Спрашивая, она даже не взглянула на меня.
– Да, нет, – говорю, – вроде бы нет оснований. И воспитание наше как-то не содействует. И вообще мир ведёт себя так, как будто никакого Бога нет.
– Я тоже. Но теперь я поняла, как он нужен. Особенно женщинам.
– Воспользуйтесь советом Вольтера.
– Это в смысле выдумать? Нет, это будет не то. В таком подходе есть какая-то искусственность. А бог – это озарение, откровение свыше. Бог – это благодать и покой души.
Нечто седативное, подумал я про себя, а вслух сказал:
– Бог, которого по сути нет, у каждого свой. Как производная своей же сущности и потребности. Христианский бог по определению должен быть психотерапевтичен.
Но она не слушала меня.
– Они отобрали у народа бога! И как легко!
– Легко отобрали, потому что не очень верили. И потом, отобрав одну веру, нам тут же подсунули другую, в коммунизм. Разве научно обоснованное счастье на земле не предпочтительней сомнительного небесного?
– Но это не то, не личное. И какое-то уж слишком рациональное, упрощённое. – Немного погодя заметила: – А вы поняли, что у человека можно отобрать очень многое, если обещать всё?
– Вот коммунизм – это как раз и есть всё для всех. Разве это плохо?
Она как-то искоса глянула на меня и очень тихо сказала:
– Так не бывает.
После довольно продолжительного молчания сказала:
– Даже если христианство – это всего лишь еврейская сказка, то столько в ней красоты, моральной и поэтической прелести. Вот вам и народ жестоковыйный!
– О чём была ваша диссертация? Надеюсь, не об этом.
Она не ответила.
Санитар Петя с другого конца сада делал мне знаки, что пора заканчивать. «Загонять народ в стойло», как он говорил.
Больше я её не видел. Говорили: родные забрали её домой.
Проблема прекрасного.
Ему было лет сорок. Красивый рослый мужчина с интеллигентной внешностью. Отрекомендовался старшим преподавателем кафедры эстетики. «Сдвигов» незаметно никаких. Белле Самойловне пришлось сделать целый комплекс перемещений, чтобы разместить его между мной и Юркой из Львова, парнем, тоже вполне нормальным.
Удовлетворить своё всегдашнее любопытство мне не удавалось. Историю болезни забрал лечащий врач, а медицинские девочки сами ничего не знали. Изысканная вежливость соседа к расспросам на столь деликатные темы не располагала и оставалось только наблюдать и ждать. Впрочем, объектов для наблюдения и так хватало: курс профессора продвигался, и в нашем отделении появлялись всё новые экспонаты. Поставляла «материал» и милиция. В основном с диагнозом: «Белая горячка».

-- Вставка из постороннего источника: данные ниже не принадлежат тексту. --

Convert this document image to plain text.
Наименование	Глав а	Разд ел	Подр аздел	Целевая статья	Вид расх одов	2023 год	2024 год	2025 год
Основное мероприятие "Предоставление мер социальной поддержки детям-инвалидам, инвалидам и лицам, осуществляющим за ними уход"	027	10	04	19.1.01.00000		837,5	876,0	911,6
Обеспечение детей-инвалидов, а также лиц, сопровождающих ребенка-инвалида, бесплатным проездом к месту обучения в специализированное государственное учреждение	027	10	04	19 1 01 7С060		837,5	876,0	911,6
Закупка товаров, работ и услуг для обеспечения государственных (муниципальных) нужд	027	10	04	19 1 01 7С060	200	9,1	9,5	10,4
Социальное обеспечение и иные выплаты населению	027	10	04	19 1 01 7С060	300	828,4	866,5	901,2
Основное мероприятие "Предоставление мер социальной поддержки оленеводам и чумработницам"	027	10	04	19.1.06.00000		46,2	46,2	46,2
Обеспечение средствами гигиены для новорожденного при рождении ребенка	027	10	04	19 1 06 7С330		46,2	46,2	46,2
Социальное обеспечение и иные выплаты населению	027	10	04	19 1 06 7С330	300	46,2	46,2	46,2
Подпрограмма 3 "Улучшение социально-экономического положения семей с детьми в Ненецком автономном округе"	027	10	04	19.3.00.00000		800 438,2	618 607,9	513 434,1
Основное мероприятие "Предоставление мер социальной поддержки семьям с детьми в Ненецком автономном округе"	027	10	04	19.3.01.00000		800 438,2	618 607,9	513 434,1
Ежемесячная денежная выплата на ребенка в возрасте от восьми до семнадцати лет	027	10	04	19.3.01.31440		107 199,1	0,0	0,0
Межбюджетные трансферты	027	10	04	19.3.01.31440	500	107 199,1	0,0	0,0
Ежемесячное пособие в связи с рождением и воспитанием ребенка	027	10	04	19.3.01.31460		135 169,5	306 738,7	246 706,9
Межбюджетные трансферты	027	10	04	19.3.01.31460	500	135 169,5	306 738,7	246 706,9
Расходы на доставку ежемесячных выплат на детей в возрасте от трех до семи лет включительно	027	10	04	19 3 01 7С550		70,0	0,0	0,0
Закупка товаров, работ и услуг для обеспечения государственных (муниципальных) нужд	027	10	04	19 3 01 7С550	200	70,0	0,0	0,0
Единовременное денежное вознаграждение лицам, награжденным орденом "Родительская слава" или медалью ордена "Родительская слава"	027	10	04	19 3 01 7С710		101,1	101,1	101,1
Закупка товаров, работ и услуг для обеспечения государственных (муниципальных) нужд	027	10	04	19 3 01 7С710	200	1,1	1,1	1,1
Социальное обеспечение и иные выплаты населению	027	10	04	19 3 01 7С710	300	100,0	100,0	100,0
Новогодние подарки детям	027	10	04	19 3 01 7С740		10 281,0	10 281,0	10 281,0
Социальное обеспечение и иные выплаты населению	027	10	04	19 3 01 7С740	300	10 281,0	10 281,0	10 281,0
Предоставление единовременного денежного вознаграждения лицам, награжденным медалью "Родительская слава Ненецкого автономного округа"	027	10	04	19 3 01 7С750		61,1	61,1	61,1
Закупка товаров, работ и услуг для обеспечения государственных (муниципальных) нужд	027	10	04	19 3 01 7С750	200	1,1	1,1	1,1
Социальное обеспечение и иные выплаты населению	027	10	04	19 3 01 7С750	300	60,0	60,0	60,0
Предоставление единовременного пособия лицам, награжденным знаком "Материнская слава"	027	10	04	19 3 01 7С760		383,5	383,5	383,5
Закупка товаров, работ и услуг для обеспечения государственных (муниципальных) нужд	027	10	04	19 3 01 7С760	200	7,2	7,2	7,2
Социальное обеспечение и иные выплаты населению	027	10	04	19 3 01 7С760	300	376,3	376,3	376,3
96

Лёжа на койках, мы с новеньким (NN) комментировали очередную, и весьма экспансивную беседу сапожника Вити с невидимым собеседником. Собравшись с духом, я, как бы между прочим, спросил его:
– А у вас что за проблема?
– Да «проблема», – сказал он, – как-то неопределенно.
Поскольку он эту тему не продолжал, я тоже замолк. Но, очевидно, проблема мучила его самого. Приподнявшись, и развернувшись на койке в мою сторону, он коротко изложил мне суть дела. Я самодовольно полагал, что удивить меня чем-нибудь уже трудно, но такого не ожидал. Он сказал:
– Я потерял чувство прекрасного. – Немного помолчав, добавил: – Можете себе вообразить, что это означает для человека, причастного к искусству!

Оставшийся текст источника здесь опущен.